Monday, March 20, 2006

The TownScores™ Method

TownScores™ Method

After spending hours pouring over several statistical resources on metropolitan areas, I wanted to make the data more easily scannable. The data were displayed in various tables, maps, graphs and charts. Units were in dollars, percentages, per capita ratios, and some scoring systems. For some scoring systems, a higher number is better, and for others (usually ranks, not scores), lower is better.

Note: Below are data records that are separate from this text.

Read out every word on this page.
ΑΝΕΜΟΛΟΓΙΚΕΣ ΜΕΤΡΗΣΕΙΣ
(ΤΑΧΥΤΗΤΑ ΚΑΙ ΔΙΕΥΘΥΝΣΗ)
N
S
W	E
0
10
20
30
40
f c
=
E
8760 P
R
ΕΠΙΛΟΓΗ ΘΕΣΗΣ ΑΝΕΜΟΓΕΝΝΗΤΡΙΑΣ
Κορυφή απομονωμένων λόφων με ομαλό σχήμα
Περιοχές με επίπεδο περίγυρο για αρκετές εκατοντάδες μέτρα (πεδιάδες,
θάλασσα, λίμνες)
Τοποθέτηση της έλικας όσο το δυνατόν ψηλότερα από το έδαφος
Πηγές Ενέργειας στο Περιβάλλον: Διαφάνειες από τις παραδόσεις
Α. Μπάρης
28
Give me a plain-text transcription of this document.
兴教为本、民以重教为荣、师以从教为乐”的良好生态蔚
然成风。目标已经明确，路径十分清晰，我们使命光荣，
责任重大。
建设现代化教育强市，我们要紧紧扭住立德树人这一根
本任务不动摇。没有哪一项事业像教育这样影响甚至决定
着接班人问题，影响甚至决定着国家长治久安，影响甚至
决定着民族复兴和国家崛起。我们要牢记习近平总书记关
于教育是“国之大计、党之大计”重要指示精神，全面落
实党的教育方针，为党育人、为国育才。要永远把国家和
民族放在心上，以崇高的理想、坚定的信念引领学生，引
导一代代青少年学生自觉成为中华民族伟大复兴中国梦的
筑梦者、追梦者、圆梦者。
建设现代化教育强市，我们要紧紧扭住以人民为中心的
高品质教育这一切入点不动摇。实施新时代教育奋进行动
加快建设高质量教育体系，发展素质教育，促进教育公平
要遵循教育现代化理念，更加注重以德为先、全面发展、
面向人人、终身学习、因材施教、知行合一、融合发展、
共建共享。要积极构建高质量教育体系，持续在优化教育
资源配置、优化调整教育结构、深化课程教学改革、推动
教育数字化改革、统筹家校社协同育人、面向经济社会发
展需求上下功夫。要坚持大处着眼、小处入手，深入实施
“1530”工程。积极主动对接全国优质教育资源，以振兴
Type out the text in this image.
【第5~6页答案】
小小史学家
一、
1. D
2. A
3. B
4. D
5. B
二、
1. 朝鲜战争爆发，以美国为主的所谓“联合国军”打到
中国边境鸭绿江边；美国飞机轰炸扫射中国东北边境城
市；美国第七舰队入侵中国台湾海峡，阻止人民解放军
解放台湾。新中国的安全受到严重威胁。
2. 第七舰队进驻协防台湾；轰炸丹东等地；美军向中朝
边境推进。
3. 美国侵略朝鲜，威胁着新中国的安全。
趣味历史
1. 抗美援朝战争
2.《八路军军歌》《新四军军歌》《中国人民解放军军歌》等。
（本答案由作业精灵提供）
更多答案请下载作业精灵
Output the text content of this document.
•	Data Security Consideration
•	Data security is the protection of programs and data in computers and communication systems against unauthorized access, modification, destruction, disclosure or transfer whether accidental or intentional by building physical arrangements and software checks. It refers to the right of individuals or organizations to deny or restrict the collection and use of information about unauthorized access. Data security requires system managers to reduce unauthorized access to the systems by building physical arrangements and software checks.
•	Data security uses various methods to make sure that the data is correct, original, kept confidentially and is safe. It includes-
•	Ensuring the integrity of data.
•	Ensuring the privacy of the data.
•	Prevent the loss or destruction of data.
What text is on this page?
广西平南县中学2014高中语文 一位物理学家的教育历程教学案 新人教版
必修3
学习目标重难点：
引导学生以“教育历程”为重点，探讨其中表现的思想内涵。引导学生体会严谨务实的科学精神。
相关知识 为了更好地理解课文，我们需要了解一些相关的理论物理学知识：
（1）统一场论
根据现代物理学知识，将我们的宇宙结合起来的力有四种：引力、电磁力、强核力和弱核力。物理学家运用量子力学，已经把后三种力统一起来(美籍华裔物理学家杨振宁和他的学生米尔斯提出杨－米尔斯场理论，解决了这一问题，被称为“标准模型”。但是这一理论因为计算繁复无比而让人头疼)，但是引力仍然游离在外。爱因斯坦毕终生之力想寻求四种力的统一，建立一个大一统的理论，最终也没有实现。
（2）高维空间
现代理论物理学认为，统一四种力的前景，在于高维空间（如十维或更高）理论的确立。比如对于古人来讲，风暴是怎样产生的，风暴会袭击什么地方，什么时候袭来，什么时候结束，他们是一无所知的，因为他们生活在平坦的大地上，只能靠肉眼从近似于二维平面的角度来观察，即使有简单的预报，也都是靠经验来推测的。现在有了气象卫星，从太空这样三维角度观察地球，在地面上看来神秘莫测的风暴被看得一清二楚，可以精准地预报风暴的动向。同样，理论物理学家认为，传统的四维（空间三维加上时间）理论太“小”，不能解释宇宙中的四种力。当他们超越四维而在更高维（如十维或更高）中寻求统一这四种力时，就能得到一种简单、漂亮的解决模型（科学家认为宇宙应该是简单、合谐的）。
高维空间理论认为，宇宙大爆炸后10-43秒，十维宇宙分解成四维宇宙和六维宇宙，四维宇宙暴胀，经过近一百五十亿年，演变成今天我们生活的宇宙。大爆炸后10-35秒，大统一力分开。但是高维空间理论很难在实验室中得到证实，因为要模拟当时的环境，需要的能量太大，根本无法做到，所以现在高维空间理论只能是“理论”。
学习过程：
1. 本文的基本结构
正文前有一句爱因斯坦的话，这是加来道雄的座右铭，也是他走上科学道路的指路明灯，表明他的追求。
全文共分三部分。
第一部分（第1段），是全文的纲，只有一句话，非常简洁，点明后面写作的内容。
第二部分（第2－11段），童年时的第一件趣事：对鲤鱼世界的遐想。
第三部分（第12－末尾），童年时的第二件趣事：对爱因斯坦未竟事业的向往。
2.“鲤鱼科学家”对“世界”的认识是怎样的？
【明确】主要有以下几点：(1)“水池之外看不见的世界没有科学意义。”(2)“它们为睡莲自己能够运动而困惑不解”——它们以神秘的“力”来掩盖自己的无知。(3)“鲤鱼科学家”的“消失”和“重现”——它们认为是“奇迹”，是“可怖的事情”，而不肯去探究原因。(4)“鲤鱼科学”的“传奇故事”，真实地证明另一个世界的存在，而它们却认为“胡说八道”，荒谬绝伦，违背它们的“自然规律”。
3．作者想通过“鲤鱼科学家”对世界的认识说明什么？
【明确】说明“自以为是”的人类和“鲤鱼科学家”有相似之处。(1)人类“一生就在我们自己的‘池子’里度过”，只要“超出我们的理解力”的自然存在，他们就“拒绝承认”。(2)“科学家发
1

In order to digest the plethora of resources, human readers must hold complex rules in their minds, while scanning thousands of data points. The rules might be stated "for air quality scores, higher is better", and "bigger climate scores are better", and "a lower cost of living index is better", etc. IMHO, this slow down the process of comparing different cities.

What I have set out to do with TownScores™ is make a unified scoring system. Because higher scores are always "better", the system is easily scannable. This involves some subjective hand-waving, and a rather naive but pragmatic version of data manipulation. Data expressions are subjective in that they contain assumptions about what is "better". While these assumptions will not hold true for all readers, at least they are revealed explicitly. A reader who disagrees with the assumptions would need to fall back on the old way — that of holding complex rules in memory.

http://www.blogger.com/blog-options-basic.g?blogID=24268505 Settings

The data manipulation involves inverting some data measures, such that higher numbers are "better". For example, a source might give two climate metrics, annual inches of snowfall and annual sunny days:

City Name    Snowfall (in.)    Sunny Days/Year
---------    --------------    ---------------
Seattle      10.4              152
Austin       0.5               228

Were I to graph these numbers, readers would need to look at the bar chart, and remember that "more sunny days are better", and "fewer inches of snow are better". Simple enough, until you combine 7 towns and six metrics, for 54 data points and six rules. The problem quickly becomes unwieldy for the rapid data consumer.

Here's my workaround, applied to our two example metrics. To add these to a data view, I make my assumptions, adjust units if necessary, and then invert data expression while leaving the other alone.

Assumptions

  1. Sunny days are better than cloudy days
  2. Snow-free weather is better than snowy weather

Clearly, these assumptions are debatable. However, making them allows me to re-scale the data view as follows.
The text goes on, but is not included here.